Monday 16th June 2025
The Importance of Context in Deploying AI in Educational Arenas
Audrey Ekuban, John Domingue
Knowledge Media Institute, The Open University, UK.
Abstract:
Integrating Artificial Intelligence (AI) into educational environments can transform how Distance Learning students access learning resources. This paper explores Retrieval-Augmented Generation (RAG) strategies used in the AIDA@OpenLearn innovation project. In Education based scenarios, RAG enhances learning by finding relevant information from ingested trusted course material and then using it to generate comprehensive explanations or answers. Chunking, a fundamental part of RAG, involves dividing content into manageable sections to improve retrieval efficiency. RAG ensures that students receive accurate, course related educational content tailored to their specific queries or topics of study.
Student opinions were gained through surveys and interviews. The initial study indicated that students had a more positive sentiment towards using an AI system with curated content provided by the institution, rather than commercial solutions such as ChatGPT.
The RAG strategies in this paper leverage the XML data structures in the OU’s OpenLearn Virtual Learning Environment (VLE). XML is used in VLEs for structured data representation and standardisation, ensuring customisable and extensible content management. RAG with XML content offers structured retrieval and flexibility, enhancing accuracy and adaptability. However, challenges include processing complexity, especially in nested content, and ensuring data consistency across schemas.
This paper examines two RAG strategies. Strategy 1 employs chunking the leveraged XML structure to focus retrieval on the most relevant paragraphs within a student’s current section or subsection of focus. Strategy 2 adopts a different chunking approach, incorporating a holistic retrieval process that considers parent chunks, titles, headings, and commentary. Our research involved deploying the strategies into studies aimed at Distance Learners. The results indicate that Strategy 2 improved students’ perception of accuracy and specificity.
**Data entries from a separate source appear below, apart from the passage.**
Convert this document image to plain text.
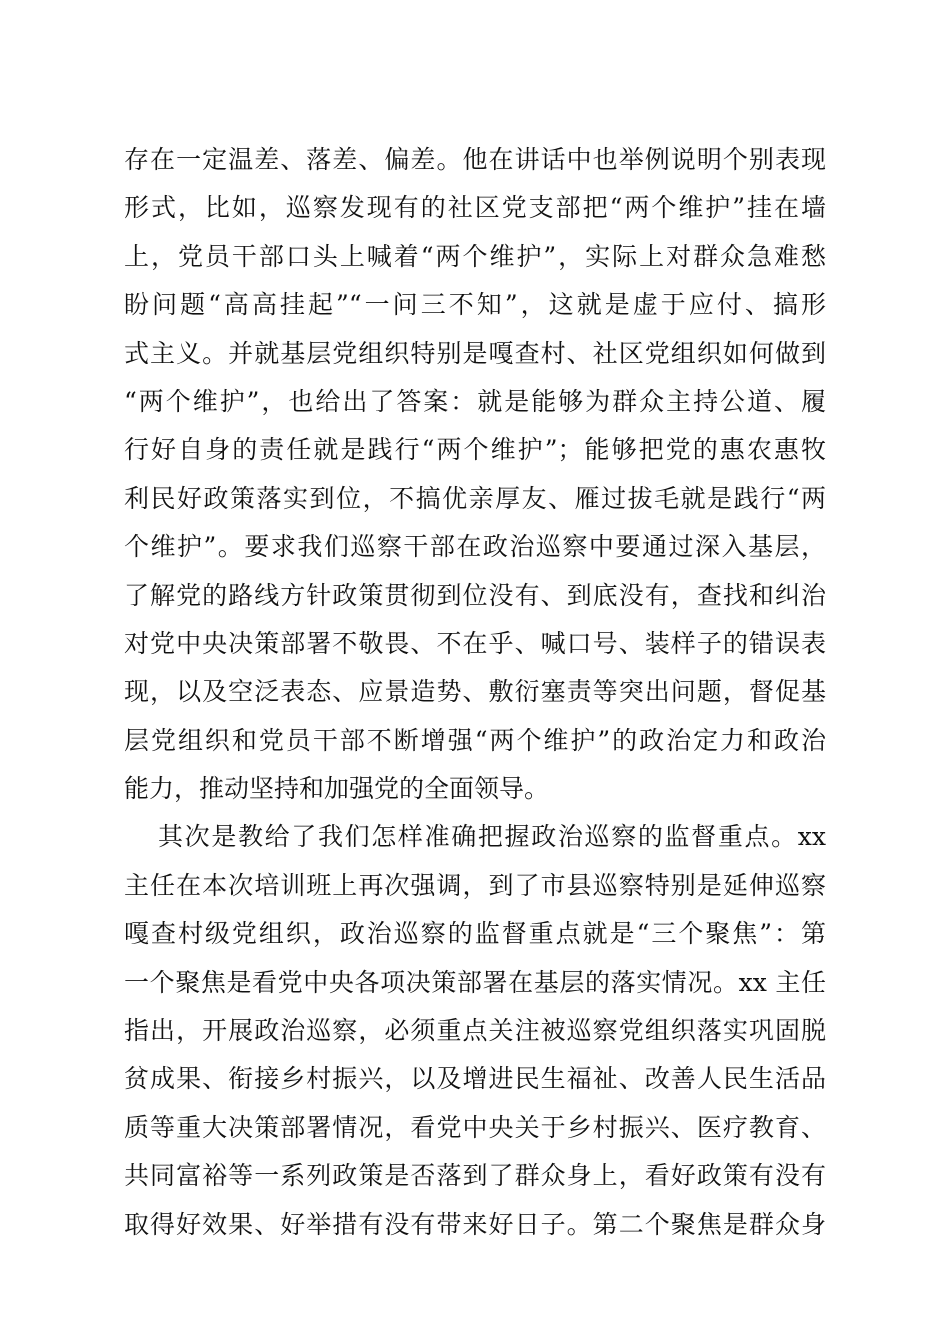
存在一定温差、落差、偏差。他在讲话中也举例说明个别表现
形式，比如，巡察发现有的社区党支部把“两个维护”挂在墙
上，党员干部口头上喊着“两个维护”，实际上对群众急难愁
盼问题“高高挂起”“一问三不知”，这就是虚于应付、搞形
式主义。并就基层党组织特别是嘎查村、社区党组织如何做到
“两个维护”，也给出了答案：就是能够为群众主持公道、履
行好自身的责任就是践行“两个维护”；能够把党的惠农惠牧
利民好政策落实到位，不搞优亲厚友、雁过拔毛就是践行“两
个维护”。要求我们巡察干部在政治巡察中要通过深入基层，
了解党的路线方针政策贯彻到位没有、到底没有，查找和纠治
对党中央决策部署不敬畏、不在乎、喊口号、装样子的错误表
现，以及空泛表态、应景造势、敷衍塞责等突出问题，督促基
层党组织和党员干部不断增强“两个维护”的政治定力和政治
能力，推动坚持和加强党的全面领导。
其次是教给了我们怎样准确把握政治巡察的监督重点。xx
主任在本次培训班上再次强调，到了市县巡察特别是延伸巡察
嘎查村级党组织，政治巡察的监督重点就是“三个聚焦”：第
一个聚焦是看党中央各项决策部署在基层的落实情况。xx 主任
指出，开展政治巡察，必须重点关注被巡察党组织落实巩固脱
贫成果、衔接乡村振兴，以及增进民生福祉、改善人民生活品
质等重大决策部署情况，看党中央关于乡村振兴、医疗教育、
共同富裕等一系列政策是否落到了群众身上，看好政策有没有
取得好效果、好举措有没有带来好日子。第二个聚焦是群众身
Thus, the studies demonstrate the importance of context-aware retrieval mechanisms in AI-driven educational tools, and that broader contextual elements enhance AIDA@OpenLearn’s effectiveness as a Digital Assistant. Future work will include moving to GraphRAG which will further enhance the way context can be embedded. GraphRAG combines graph-based knowledge representation with RAG to offer an improved method for capturing complex semantic and relational connections within educational content.
Designing and Evaluating an OU AI Digital Assistant (AIDA): What do students value? How will educators maintain influence?
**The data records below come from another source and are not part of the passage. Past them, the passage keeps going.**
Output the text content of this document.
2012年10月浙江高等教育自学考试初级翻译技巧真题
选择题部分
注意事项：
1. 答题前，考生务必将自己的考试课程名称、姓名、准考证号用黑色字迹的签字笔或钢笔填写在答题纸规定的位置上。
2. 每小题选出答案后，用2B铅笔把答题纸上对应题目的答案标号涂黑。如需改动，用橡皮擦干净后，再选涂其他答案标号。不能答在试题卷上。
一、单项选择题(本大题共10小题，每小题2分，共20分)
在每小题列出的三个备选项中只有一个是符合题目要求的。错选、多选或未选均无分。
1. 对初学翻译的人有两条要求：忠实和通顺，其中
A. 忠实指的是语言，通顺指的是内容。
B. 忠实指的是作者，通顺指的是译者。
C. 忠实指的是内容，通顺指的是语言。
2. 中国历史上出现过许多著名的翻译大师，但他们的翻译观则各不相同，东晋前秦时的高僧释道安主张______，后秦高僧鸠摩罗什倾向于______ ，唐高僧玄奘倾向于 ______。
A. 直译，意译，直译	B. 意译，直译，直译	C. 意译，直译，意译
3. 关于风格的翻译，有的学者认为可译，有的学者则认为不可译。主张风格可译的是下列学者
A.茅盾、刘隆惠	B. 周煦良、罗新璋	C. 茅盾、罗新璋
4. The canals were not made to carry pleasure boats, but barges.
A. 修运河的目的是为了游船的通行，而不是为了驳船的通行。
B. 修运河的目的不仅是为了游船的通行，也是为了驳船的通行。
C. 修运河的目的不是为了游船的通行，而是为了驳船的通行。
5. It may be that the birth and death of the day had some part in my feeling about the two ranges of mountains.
Tim Coughlan and Bart Rienties
Institute of Educational Technology, The Open University
Abstract
This presentation will share findings and reflections from an ongoing Design-Based Research project to understand the potential for an AI Digital Assistant to be embedded into Open University study, working in collaboration across the Institute of Educational Technology (IET), Knowledge Media Institute (KMi), OpenLearn, Digital Services, and faculties.
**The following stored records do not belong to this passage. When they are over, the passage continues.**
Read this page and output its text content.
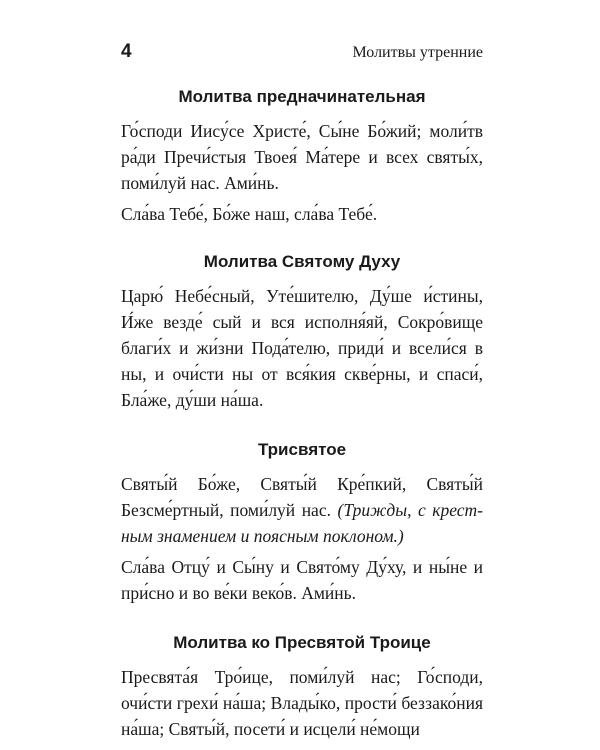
4	Молитвы утренние
Молитва предначинательная

Го́споди Иису́се Христе́, Сы́не Бо́жий; моли́тв ра́ди Пречи́стыя Твоея́ Ма́тере и всех святы́х, поми́луй нас. Ами́нь.

Сла́ва Тебе́, Бо́же наш, сла́ва Тебе́.

Молитва Святому Духу

Царю́ Небе́сный, Уте́шителю, Ду́ше и́стины, И́же везде́ сый и вся исполня́яй, Сокро́вище благи́х и жи́зни Пода́телю, приди́ и всели́ся в ны, и очи́сти ны от вся́кия скве́рны, и спаси́, Бла́же, ду́ши на́ша.

Трисвятое

Святы́й Бо́же, Святы́й Кре́пкий, Святы́й Безсме́ртный, поми́луй нас. (Трижды, с крестным знамением и поясным поклоном.)

Сла́ва Отцу́ и Сы́ну и Свято́му Ду́ху, и ны́не и при́сно и во ве́ки веко́в. Ами́нь.

Молитва ко Пресвятой Троице

Пресвята́я Тро́ице, поми́луй нас; Го́споди, очи́сти грехи́ на́ша; Влады́ко, прости́ беззако́ния на́ша; Святы́й, посети́ и исцели́ не́мощи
Many students already use publicly available AI Digital Assistants like ChatGPT for academic purposes. However, there are concerns around the use of such tools in areas such as academic integrity, data privacy, intellectual property, and the impact on the quality of education. Therefore, we explored perspectives on and experiences with 315 students and 20 staff across five consecutive studies using multiple methods and data sources (including surveys, interviews, think-aloud, alpha- and beta-testing). The findings indicated that 24/7 immediate feedback relevant to academic learning was essential for learners. The beta-testing with students indicated that, beyond chat, participants particularly appreciated features such as flashcards and quizzes to support their understanding. Participants’ perspectives on i-AIDA significantly improved after their engagement with a prototype version.
We are also exploring where and how educators’ technological, pedagogical and content expertise could be brought to bear in the way in which the assistant behaves. We draw on feedback from 20 educators and education researchers who took part in one of the trials of the prototype system and reflect on ways in which the system has been designed to embed educator expertise. We highlight methods through which educators can exert influence over the behaviour of such assistants and reflect on the alignment, possibilities and limitations of these to meet educator goals.